И жизнь затрепетала в последний раз: Душа заглянула в самое себя. Там, глубоко внутри — на месте так и не познанных тайн — родилось, с муками и надрывным плачем, неясное содрогание. Поначалу тихое, как только расцветающий бутон, — затем все более сильное — наконец неистовое. То был каскад свирепых, бурных водоворотов, который в эти последние мгновения рывками пробивался на поверхность с яростной мощью. Они изверглись из нее, оставив после себя безжизненные развалины; и Душа опустела. — Ведь то были угнетенные — рабы, скованные цепью. Имя им — рано излитые чувства, мертворожденные идеи и томление духа.
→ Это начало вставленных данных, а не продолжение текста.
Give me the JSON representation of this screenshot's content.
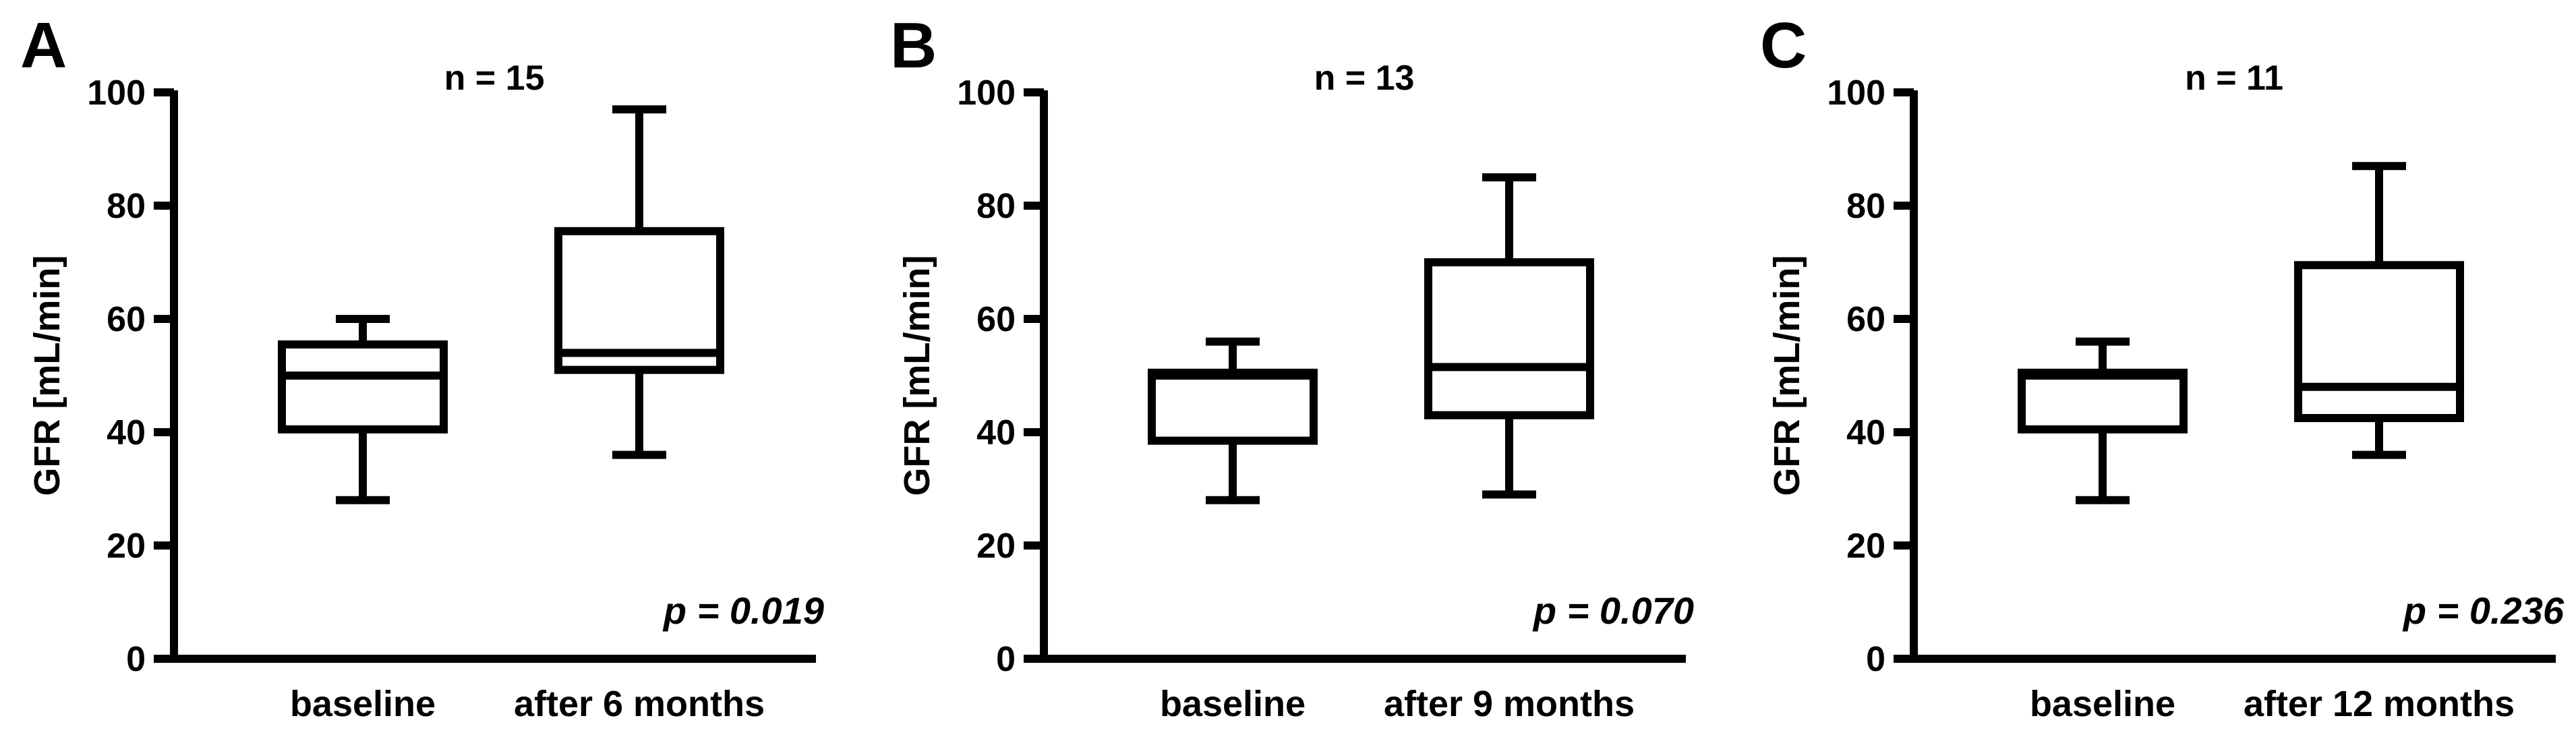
{
  "chart_data": [
    {
      "type": "boxplot",
      "panel_label": "A",
      "title": "n = 15",
      "ylabel": "GFR [mL/min]",
      "xlabel": "",
      "ylim": [
        0,
        100
      ],
      "yticks": [
        "0",
        "20",
        "40",
        "60",
        "80",
        "100"
      ],
      "categories": [
        "baseline",
        "after 6 months"
      ],
      "boxes": [
        {
          "min": 28,
          "q1": 40.5,
          "median": 50,
          "q3": 55.5,
          "max": 60
        },
        {
          "min": 36,
          "q1": 51,
          "median": 54,
          "q3": 75.5,
          "max": 97
        }
      ],
      "annotation": "p = 0.019"
    },
    {
      "type": "boxplot",
      "panel_label": "B",
      "title": "n = 13",
      "ylabel": "GFR [mL/min]",
      "xlabel": "",
      "ylim": [
        0,
        100
      ],
      "yticks": [
        "0",
        "20",
        "40",
        "60",
        "80",
        "100"
      ],
      "categories": [
        "baseline",
        "after 9 months"
      ],
      "boxes": [
        {
          "min": 28,
          "q1": 38.5,
          "median": 50,
          "q3": 50.5,
          "max": 56
        },
        {
          "min": 29,
          "q1": 43,
          "median": 51.5,
          "q3": 70,
          "max": 85
        }
      ],
      "annotation": "p = 0.070"
    },
    {
      "type": "boxplot",
      "panel_label": "C",
      "title": "n = 11",
      "ylabel": "GFR [mL/min]",
      "xlabel": "",
      "ylim": [
        0,
        100
      ],
      "yticks": [
        "0",
        "20",
        "40",
        "60",
        "80",
        "100"
      ],
      "categories": [
        "baseline",
        "after 12 months"
      ],
      "boxes": [
        {
          "min": 28,
          "q1": 40.5,
          "median": 50,
          "q3": 50.5,
          "max": 56
        },
        {
          "min": 36,
          "q1": 42.5,
          "median": 48,
          "q3": 69.5,
          "max": 87
        }
      ],
      "annotation": "p = 0.236"
    }
  ]
}
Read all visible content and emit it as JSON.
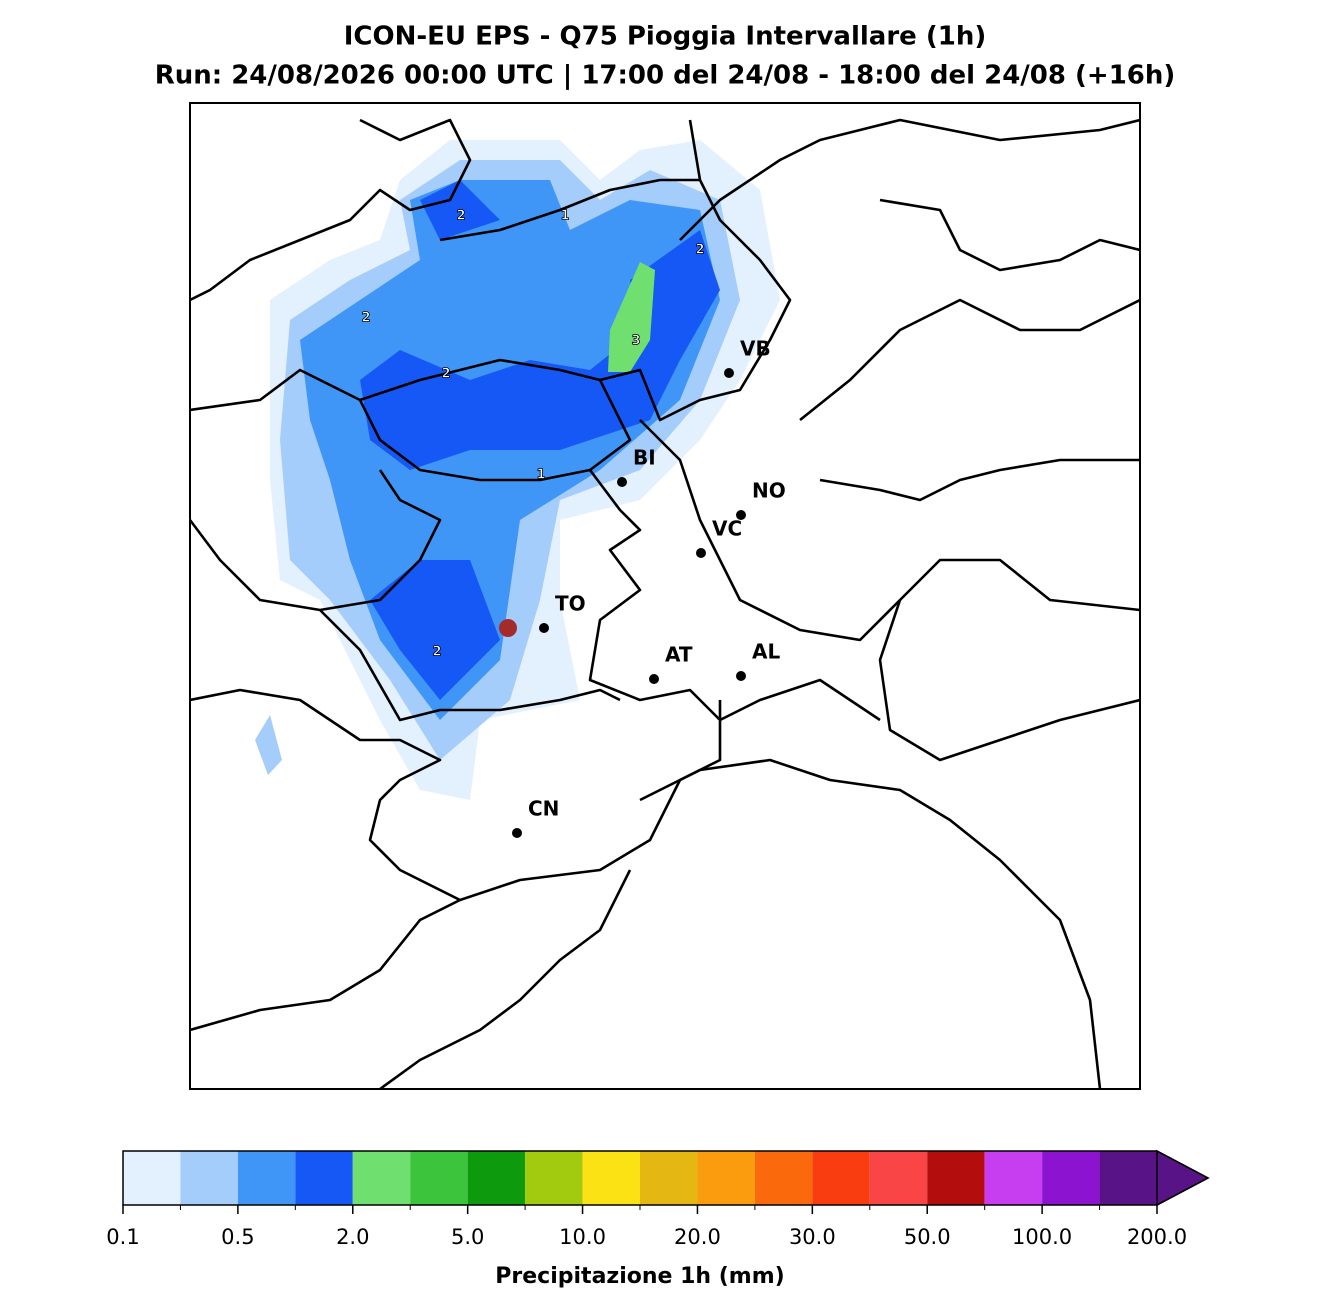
{
  "header": {
    "title": "ICON-EU EPS - Q75 Pioggia Intervallare (1h)",
    "subtitle": "Run: 24/08/2026 00:00 UTC | 17:00 del 24/08 - 18:00 del 24/08 (+16h)"
  },
  "cities": [
    "VB",
    "BI",
    "NO",
    "VC",
    "TO",
    "AT",
    "AL",
    "CN"
  ],
  "contour_labels": [
    2,
    1,
    2,
    2,
    3,
    2,
    1,
    2
  ],
  "colorbar": {
    "label": "Precipitazione 1h (mm)",
    "colors": [
      "#e3f0fd",
      "#a5cdfb",
      "#4096f6",
      "#1658f5",
      "#6fe06f",
      "#3cc43c",
      "#0d9b0d",
      "#a2cb0f",
      "#fbe214",
      "#e5b713",
      "#fb9b0e",
      "#fa6a0d",
      "#f93d10",
      "#f94545",
      "#b30d0d",
      "#c63ef0",
      "#8c13d0",
      "#581486"
    ],
    "ticks": [
      0.1,
      0.5,
      {
        "value": 2,
        "label": "2.0"
      },
      {
        "value": 5,
        "label": "5.0"
      },
      {
        "value": 10,
        "label": "10.0"
      },
      {
        "value": 20,
        "label": "20.0"
      },
      {
        "value": 30,
        "label": "30.0"
      },
      {
        "value": 50,
        "label": "50.0"
      },
      {
        "value": 100,
        "label": "100.0"
      },
      {
        "value": 200,
        "label": "200.0"
      }
    ]
  }
}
И позабытое внутри, погребенное заживо рыдание, и все потревоженные сны, что оборвались на середине, и песни, которые никогда не нашли себе слов. То, что никогда не свершилось, хотя должно было свершиться, и все крылатые фразы — которые не прозвучали. Все они освободились и обрели форму. Они жили...
— Где же Душа? Куда она ушла?
А Души уже нигде не было. Она больше не лежала в лодке и не качалась на черных волнах. Она стала с ними одним целым. Одним целым с сумрачным мягким туманом и мерным, темным колыханием волн.
В это время вокруг катафалка зажигали восковые свечи.
Человек-никогда
Перевод Наталии Дьяченко
И по сей день, бывает, вижу его во сне. Так же смутно, как и в детстве, в восемь лет, и у меня все так же перехватывает дыхание. Мне снится загадочный полумрак, темный вход в глубокий подвал с откосом изогнутого аркой свода, который едва освещает тусклый, рассеянный солнечный свет, проникающий из-под двери.
В подвал этот можно было заглянуть через замочную скважину. Туннель, навечно закрытый, фантастически глубокий, был прорыт в склоне замкового холма; от стен, облицованных бутовой кладкой, тянуло запахом плесени и веяло жуткой пещерной прохладой. Даже в метре от двери можно было разглядеть разве что пустое пространство и голую стену. Рассказывали, что внизу хранилось хозяйское вино, а ключ был у управляющего поместьем, — но это была неправда. Ходили слухи, что подземелье уходит далеко под холм; однажды несколько жителей деревни спустились туда и бродили по коридорам около часа, но пустились наутек, когда неведомая сила задула их факелы. Вот и все, что мне было известно о подвале замка.